Староста Иван Селиванович согласился получить долг хлебом, и Огородов обрадовался — не надо было изъяниться на торговлю. Но староста тут же и огорошил Семена, накинув за отодвинутые сроки еще половину долга:
— Суди сам, Григорич, какой я понес убыток: по весне цены-то на хлебушек играют, а теперь пусти я его на рынок — половины не взять, потому завозно. Уж так указано, звиняй. — Староста смущенно, не глядя на Семена, пожал плечами, а сам все время что-то искал по карманам, под розовой, туго натянутой на его лице кожей проступил конфузливый румянец. — Звиняй, говорю. — И, отводя свой зрячий глаз в сторону, что-то искал по карманам. — Я и так, Григорич, верь слову, разорился на должниках. Просят, в ногах валяются — как не дать. По-христиански живем. Все боговы. Дашь ему, а потом пойди выхаживай с него.
Так как староста говорил, искренне стыдясь и отчаиваясь, то Семен жалел его в эту минуту больше себя и не сразу собрался с духом, чтобы возразить.
— Половину-то, Иван Селиваныч, согласись, многовато, — робко заметил наконец, однако староста сделал вид, что не расслышал гостя, усердно копаясь по карманам и обыскивая одним глазом стены амбара, будто потерял что-то.
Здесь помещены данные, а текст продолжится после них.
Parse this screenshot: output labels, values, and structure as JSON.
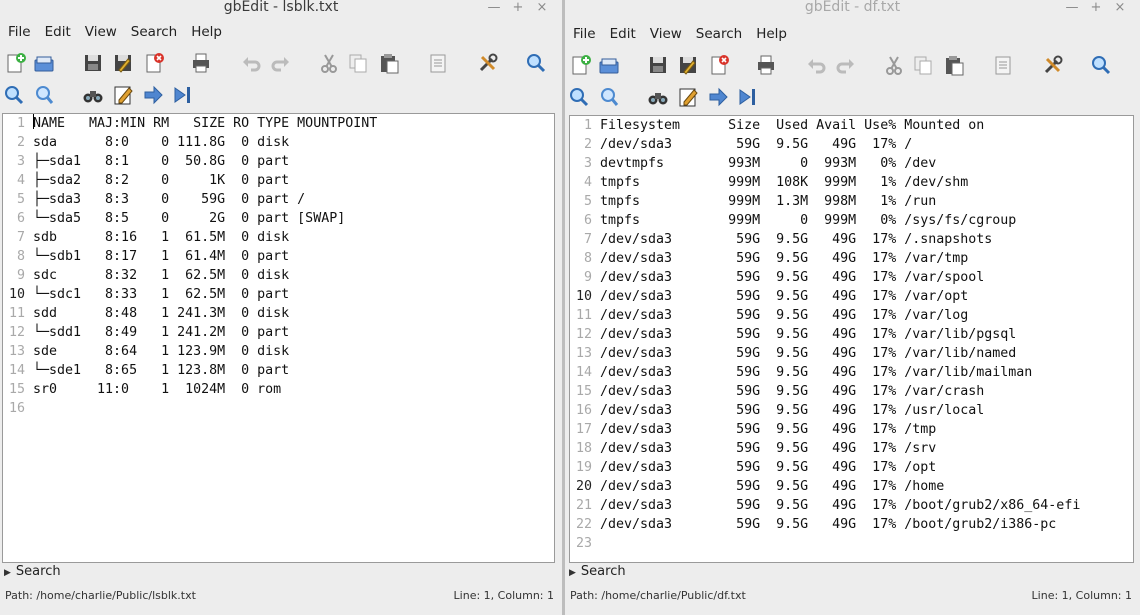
{
  "left": {
    "title": "gbEdit - lsblk.txt",
    "window_buttons": [
      "—",
      "+",
      "×"
    ],
    "menu": [
      "File",
      "Edit",
      "View",
      "Search",
      "Help"
    ],
    "lines": [
      "NAME   MAJ:MIN RM   SIZE RO TYPE MOUNTPOINT",
      "sda      8:0    0 111.8G  0 disk",
      "├─sda1   8:1    0  50.8G  0 part",
      "├─sda2   8:2    0     1K  0 part",
      "├─sda3   8:3    0    59G  0 part /",
      "└─sda5   8:5    0     2G  0 part [SWAP]",
      "sdb      8:16   1  61.5M  0 disk",
      "└─sdb1   8:17   1  61.4M  0 part",
      "sdc      8:32   1  62.5M  0 disk",
      "└─sdc1   8:33   1  62.5M  0 part",
      "sdd      8:48   1 241.3M  0 disk",
      "└─sdd1   8:49   1 241.2M  0 part",
      "sde      8:64   1 123.9M  0 disk",
      "└─sde1   8:65   1 123.8M  0 part",
      "sr0     11:0    1  1024M  0 rom",
      ""
    ],
    "search_label": "Search",
    "status_path": "Path: /home/charlie/Public/lsblk.txt",
    "status_pos": "Line: 1, Column: 1"
  },
  "right": {
    "title": "gbEdit - df.txt",
    "window_buttons": [
      "—",
      "+",
      "×"
    ],
    "menu": [
      "File",
      "Edit",
      "View",
      "Search",
      "Help"
    ],
    "lines": [
      "Filesystem      Size  Used Avail Use% Mounted on",
      "/dev/sda3        59G  9.5G   49G  17% /",
      "devtmpfs        993M     0  993M   0% /dev",
      "tmpfs           999M  108K  999M   1% /dev/shm",
      "tmpfs           999M  1.3M  998M   1% /run",
      "tmpfs           999M     0  999M   0% /sys/fs/cgroup",
      "/dev/sda3        59G  9.5G   49G  17% /.snapshots",
      "/dev/sda3        59G  9.5G   49G  17% /var/tmp",
      "/dev/sda3        59G  9.5G   49G  17% /var/spool",
      "/dev/sda3        59G  9.5G   49G  17% /var/opt",
      "/dev/sda3        59G  9.5G   49G  17% /var/log",
      "/dev/sda3        59G  9.5G   49G  17% /var/lib/pgsql",
      "/dev/sda3        59G  9.5G   49G  17% /var/lib/named",
      "/dev/sda3        59G  9.5G   49G  17% /var/lib/mailman",
      "/dev/sda3        59G  9.5G   49G  17% /var/crash",
      "/dev/sda3        59G  9.5G   49G  17% /usr/local",
      "/dev/sda3        59G  9.5G   49G  17% /tmp",
      "/dev/sda3        59G  9.5G   49G  17% /srv",
      "/dev/sda3        59G  9.5G   49G  17% /opt",
      "/dev/sda3        59G  9.5G   49G  17% /home",
      "/dev/sda3        59G  9.5G   49G  17% /boot/grub2/x86_64-efi",
      "/dev/sda3        59G  9.5G   49G  17% /boot/grub2/i386-pc",
      ""
    ],
    "search_label": "Search",
    "status_path": "Path: /home/charlie/Public/df.txt",
    "status_pos": "Line: 1, Column: 1"
  },
  "toolbar_icons_row1": [
    "new-file-icon",
    "open-icon",
    "save-icon",
    "save-as-icon",
    "close-file-icon",
    "print-icon",
    "undo-icon",
    "redo-icon",
    "cut-icon",
    "copy-icon",
    "paste-icon",
    "document-properties-icon",
    "preferences-icon",
    "zoom-icon"
  ],
  "toolbar_icons_row2": [
    "find-icon",
    "find-next-icon",
    "binoculars-icon",
    "edit-icon",
    "forward-arrow-icon",
    "goto-end-icon"
  ]
}
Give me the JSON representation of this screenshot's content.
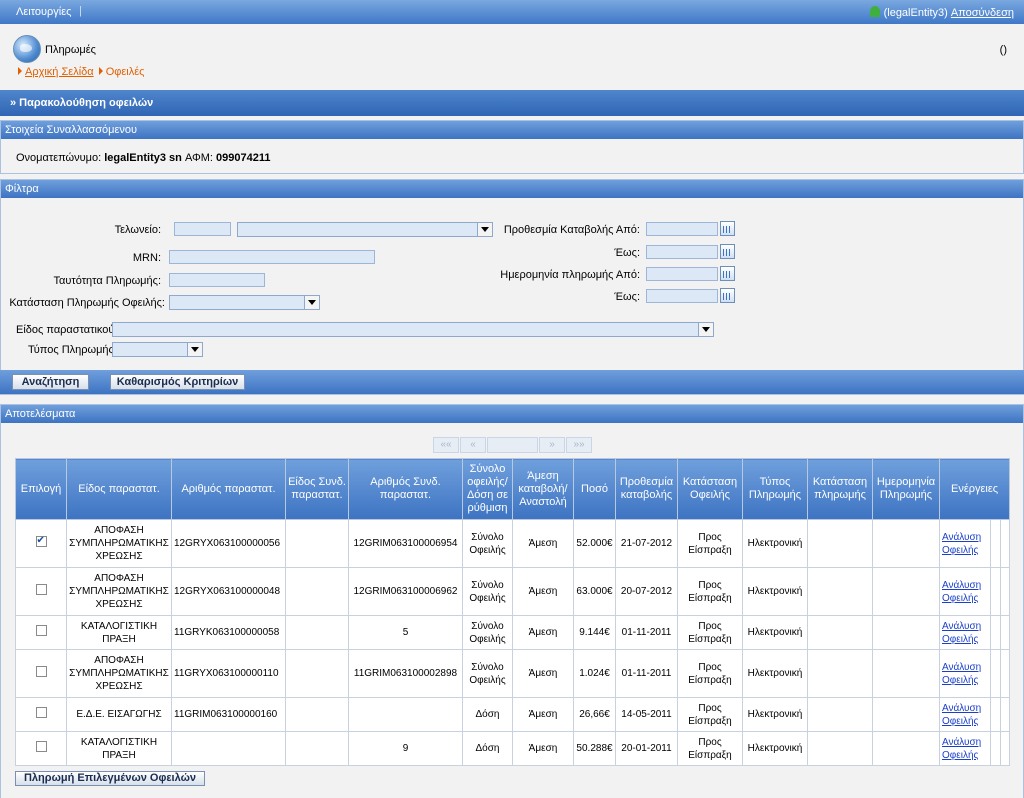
{
  "topbar": {
    "menu": "Λειτουργίες",
    "separator": "|",
    "user": "(legalEntity3)",
    "logout": "Αποσύνδεση"
  },
  "header": {
    "title": "Πληρωμές",
    "right_text": "()",
    "breadcrumb": {
      "home": "Αρχική Σελίδα",
      "current": "Οφειλές"
    }
  },
  "page_bar": "» Παρακολούθηση οφειλών",
  "party": {
    "title": "Στοιχεία Συναλλασσόμενου",
    "name_label": "Ονοματεπώνυμο:",
    "name_value": "legalEntity3 sn",
    "afm_label": "ΑΦΜ:",
    "afm_value": "099074211"
  },
  "filters": {
    "title": "Φίλτρα",
    "customs_office": "Τελωνείο:",
    "mrn": "MRN:",
    "payment_id": "Ταυτότητα Πληρωμής:",
    "debt_payment_status": "Κατάσταση Πληρωμής Οφειλής:",
    "due_from": "Προθεσμία Καταβολής Από:",
    "due_to": "Έως:",
    "paydate_from": "Ημερομηνία πληρωμής Από:",
    "paydate_to": "Έως:",
    "doc_type": "Είδος παραστατικού:",
    "payment_type": "Τύπος Πληρωμής:",
    "search_button": "Αναζήτηση",
    "clear_button": "Καθαρισμός Κριτηρίων"
  },
  "results": {
    "title": "Αποτελέσματα",
    "pager": [
      "««",
      "«",
      "",
      "»",
      "»»"
    ],
    "columns": [
      "Επιλογή",
      "Είδος παραστατ.",
      "Αριθμός παραστατ.",
      "Είδος Συνδ. παραστατ.",
      "Αριθμός Συνδ. παραστατ.",
      "Σύνολο οφειλής/ Δόση σε ρύθμιση",
      "Άμεση καταβολή/ Αναστολή",
      "Ποσό",
      "Προθεσμία καταβολής",
      "Κατάσταση Οφειλής",
      "Τύπος Πληρωμής",
      "Κατάσταση πληρωμής",
      "Ημερομηνία Πληρωμής",
      "Ενέργειες"
    ],
    "rows": [
      {
        "checked": true,
        "doc_type": "ΑΠΟΦΑΣΗ ΣΥΜΠΛΗΡΩΜΑΤΙΚΗΣ ΧΡΕΩΣΗΣ",
        "doc_no": "12GRYX063100000056",
        "rel_type": "",
        "rel_no": "12GRIM063100006954",
        "total": "Σύνολο Οφειλής",
        "immediate": "Άμεση",
        "amount": "52.000€",
        "due": "21-07-2012",
        "debt_status": "Προς Είσπραξη",
        "pay_type": "Ηλεκτρονική",
        "pay_status": "",
        "pay_date": "",
        "action": "Ανάλυση Οφειλής"
      },
      {
        "checked": false,
        "doc_type": "ΑΠΟΦΑΣΗ ΣΥΜΠΛΗΡΩΜΑΤΙΚΗΣ ΧΡΕΩΣΗΣ",
        "doc_no": "12GRYX063100000048",
        "rel_type": "",
        "rel_no": "12GRIM063100006962",
        "total": "Σύνολο Οφειλής",
        "immediate": "Άμεση",
        "amount": "63.000€",
        "due": "20-07-2012",
        "debt_status": "Προς Είσπραξη",
        "pay_type": "Ηλεκτρονική",
        "pay_status": "",
        "pay_date": "",
        "action": "Ανάλυση Οφειλής"
      },
      {
        "checked": false,
        "doc_type": "ΚΑΤΑΛΟΓΙΣΤΙΚΗ ΠΡΑΞΗ",
        "doc_no": "11GRYK063100000058",
        "rel_type": "",
        "rel_no": "5",
        "total": "Σύνολο Οφειλής",
        "immediate": "Άμεση",
        "amount": "9.144€",
        "due": "01-11-2011",
        "debt_status": "Προς Είσπραξη",
        "pay_type": "Ηλεκτρονική",
        "pay_status": "",
        "pay_date": "",
        "action": "Ανάλυση Οφειλής"
      },
      {
        "checked": false,
        "doc_type": "ΑΠΟΦΑΣΗ ΣΥΜΠΛΗΡΩΜΑΤΙΚΗΣ ΧΡΕΩΣΗΣ",
        "doc_no": "11GRYX063100000110",
        "rel_type": "",
        "rel_no": "11GRIM063100002898",
        "total": "Σύνολο Οφειλής",
        "immediate": "Άμεση",
        "amount": "1.024€",
        "due": "01-11-2011",
        "debt_status": "Προς Είσπραξη",
        "pay_type": "Ηλεκτρονική",
        "pay_status": "",
        "pay_date": "",
        "action": "Ανάλυση Οφειλής"
      },
      {
        "checked": false,
        "doc_type": "Ε.Δ.Ε. ΕΙΣΑΓΩΓΗΣ",
        "doc_no": "11GRIM063100000160",
        "rel_type": "",
        "rel_no": "",
        "total": "Δόση",
        "immediate": "Άμεση",
        "amount": "26,66€",
        "due": "14-05-2011",
        "debt_status": "Προς Είσπραξη",
        "pay_type": "Ηλεκτρονική",
        "pay_status": "",
        "pay_date": "",
        "action": "Ανάλυση Οφειλής"
      },
      {
        "checked": false,
        "doc_type": "ΚΑΤΑΛΟΓΙΣΤΙΚΗ ΠΡΑΞΗ",
        "doc_no": "",
        "rel_type": "",
        "rel_no": "9",
        "total": "Δόση",
        "immediate": "Άμεση",
        "amount": "50.288€",
        "due": "20-01-2011",
        "debt_status": "Προς Είσπραξη",
        "pay_type": "Ηλεκτρονική",
        "pay_status": "",
        "pay_date": "",
        "action": "Ανάλυση Οφειλής"
      }
    ],
    "pay_selected_button": "Πληρωμή Επιλεγμένων Οφειλών"
  }
}
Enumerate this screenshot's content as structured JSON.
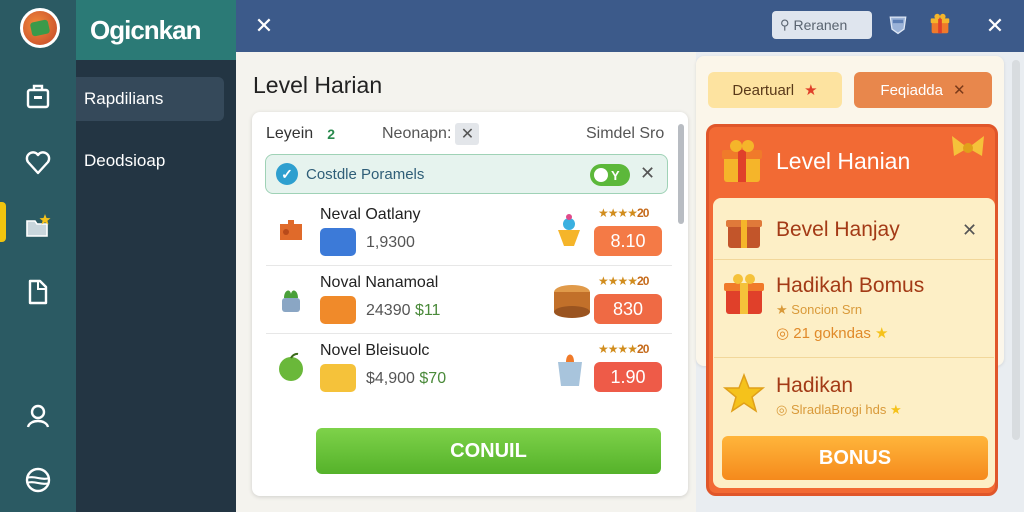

— Я говорю, многовато половину-то, — более назидательно повторил Огородов.
Иван Селиваныч внял и застенчиво опустил лицо, часто заморгал длинными белесыми ресницами, но вдруг увидел идущую по двору Акулину и сердито сорвался на крик:
— Мешки давай. Сколя разов сказывать. — Староста нарочно показал свой сердитый нрав, чтобы отбить у Огородова всякую охоту рядиться. Притворяясь сердитым и занятым, снял со стены моток веревки и опять закричал, увидев, что Акулина не двинулась с места:
— Ты все еще тут! Ай, ремня захотела?
Акулина молчала, готовая расплакаться от стыда и за себя и за брата, унижающего ее своим криком, однако держалась с достоинством, и по ее беспокойно зардевшемуся лицу угадывалась та женская продуманная воля, которая всегда удивляет и не всегда понятна со стороны. Семен с изумлением поглядел на ее гладко причесанные, с пробором, волосы, на строгий росчерк тонких бровей и вдруг встретился глазами: немая печаль и радость, мольба и надежда светились в них, и он невольно отвернулся, остро взволнованный неосознанной, но тревожной виной веред девушкой.